Every year about 70% of smokers would like to quit their nicotine addiction, with 40% making an attempt to do so. Sadly, only about 7% succeed on their first attempt,40 but patients need to realize that it may take many attempts to finally be successful at quitting, even as many as30,41 but they should continue to try. There are various ways that people try to quit.

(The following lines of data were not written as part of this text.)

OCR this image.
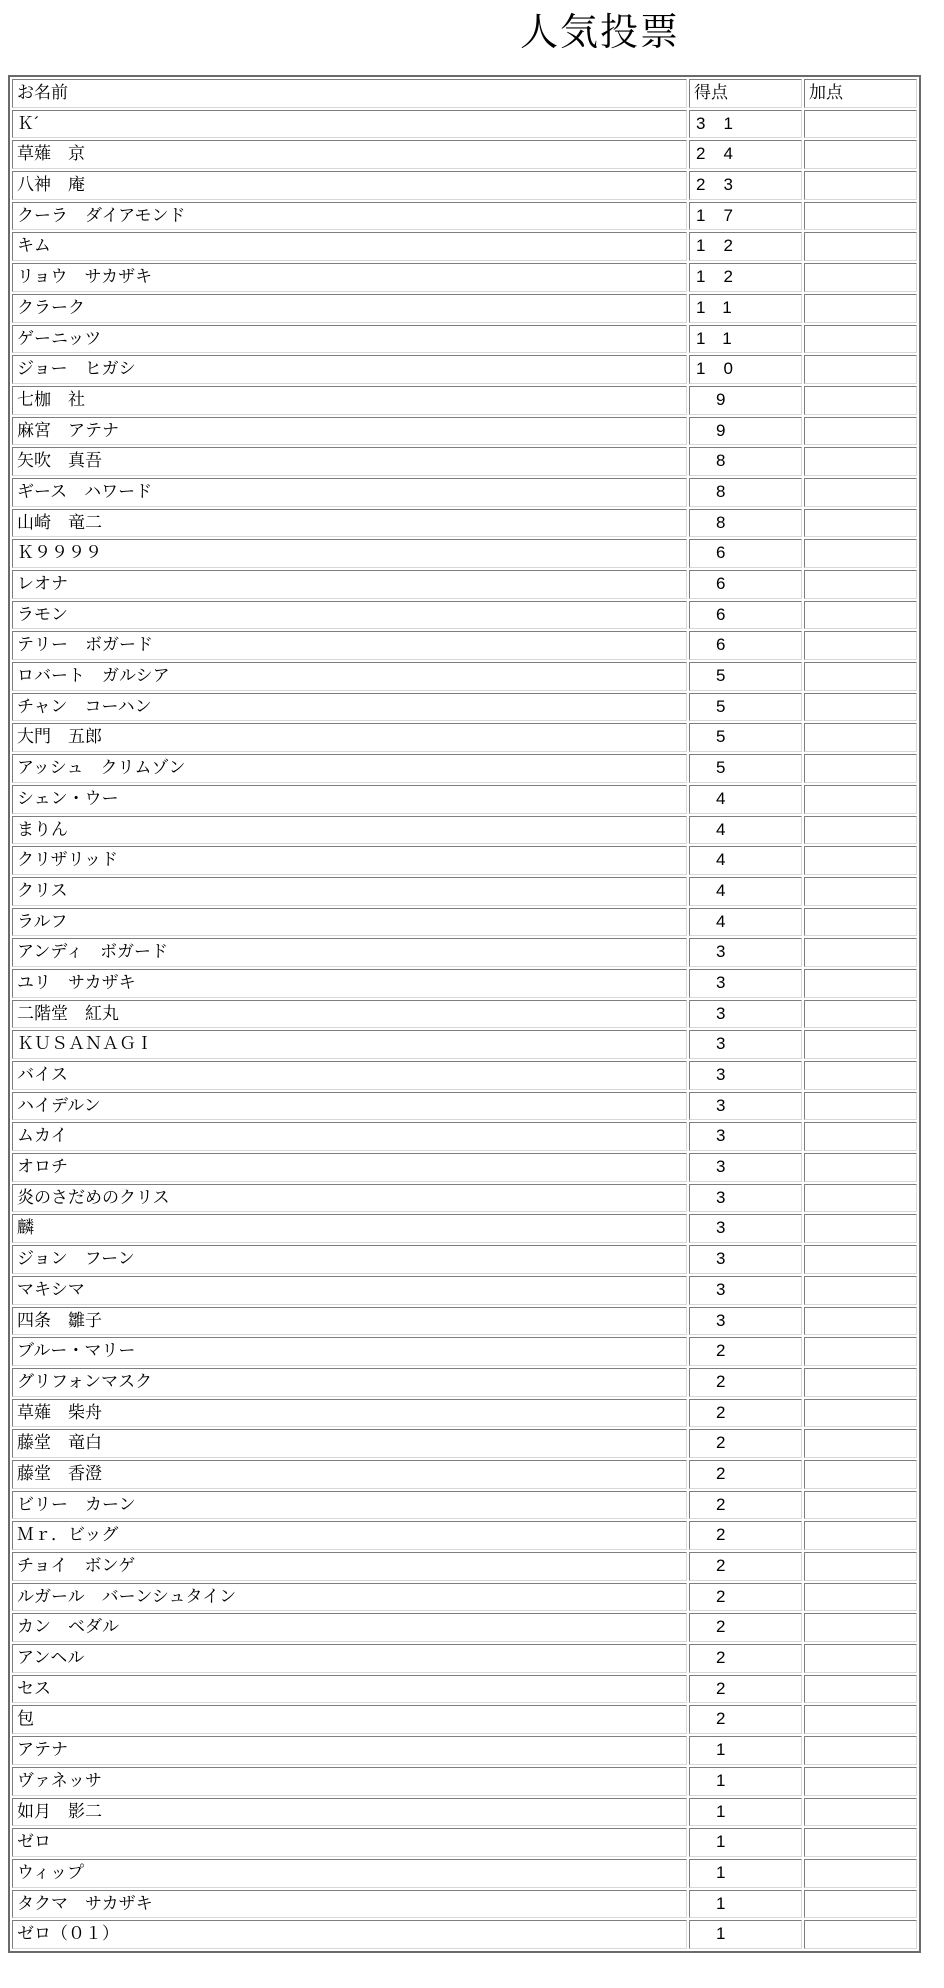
人気投票
お名前	得点	加点
Ｋ´	31	
草薙　京	24	
八神　庵	23	
クーラ　ダイアモンド	17	
キム	12	
リョウ　サカザキ	12	
クラーク	11	
ゲーニッツ	11	
ジョー　ヒガシ	10	
七枷　社	9	
麻宮　アテナ	9	
矢吹　真吾	8	
ギース　ハワード	8	
山崎　竜二	8	
Ｋ９９９９	6	
レオナ	6	
ラモン	6	
テリー　ボガード	6	
ロバート　ガルシア	5	
チャン　コーハン	5	
大門　五郎	5	
アッシュ　クリムゾン	5	
シェン・ウー	4	
まりん	4	
クリザリッド	4	
クリス	4	
ラルフ	4	
アンディ　ボガード	3	
ユリ　サカザキ	3	
二階堂　紅丸	3	
ＫＵＳＡＮＡＧＩ	3	
バイス	3	
ハイデルン	3	
ムカイ	3	
オロチ	3	
炎のさだめのクリス	3	
麟	3	
ジョン　フーン	3	
マキシマ	3	
四条　雛子	3	
ブルー・マリー	2	
グリフォンマスク	2	
草薙　柴舟	2	
藤堂　竜白	2	
藤堂　香澄	2	
ビリー　カーン	2	
Ｍｒ．ビッグ	2	
チョイ　ボンゲ	2	
ルガール　バーンシュタイン	2	
カン　ベダル	2	
アンヘル	2	
セス	2	
包	2	
アテナ	1	
ヴァネッサ	1	
如月　影二	1	
ゼロ	1	
ウィップ	1	
タクマ　サカザキ	1	
ゼロ（０１）	1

These include cold turkey, nicotine replacement therapies (NRT), Bupropion (Zyban), Varenicline (Chantix, Champix), and counseling (Figure 4).42,43

Figure 4. Advantages of Behavioral Counseling.44
Graph showing the advantages of behavioral counseling

The fears of the user to quit include withdrawal symptoms, weight gain, the expense of NRT, and a fear of failure if they are unable to be successful in the attempt. Withdrawal symptoms include, dysphoria, anxiety, irritability, a decrease or increase in heart rate, insomnia, an increase in appetite, and a craving for more nicotine. Withdrawal symptoms can begin as soon as 4 hours after the last cigarette and peak at 3-5 days. Cravings usually last for 3-5 minutes. Most of these symptoms disappear in about 6 months, but as most tobacco users will tell you, they always fear relapsing back to their old habits.

Cessation Approaches

Research shows that people who use a combination of brief counseling, medication and follow-up advice are often successful in stopping. Various NRT’s can be combined, and under certain circumstances used with other drugs.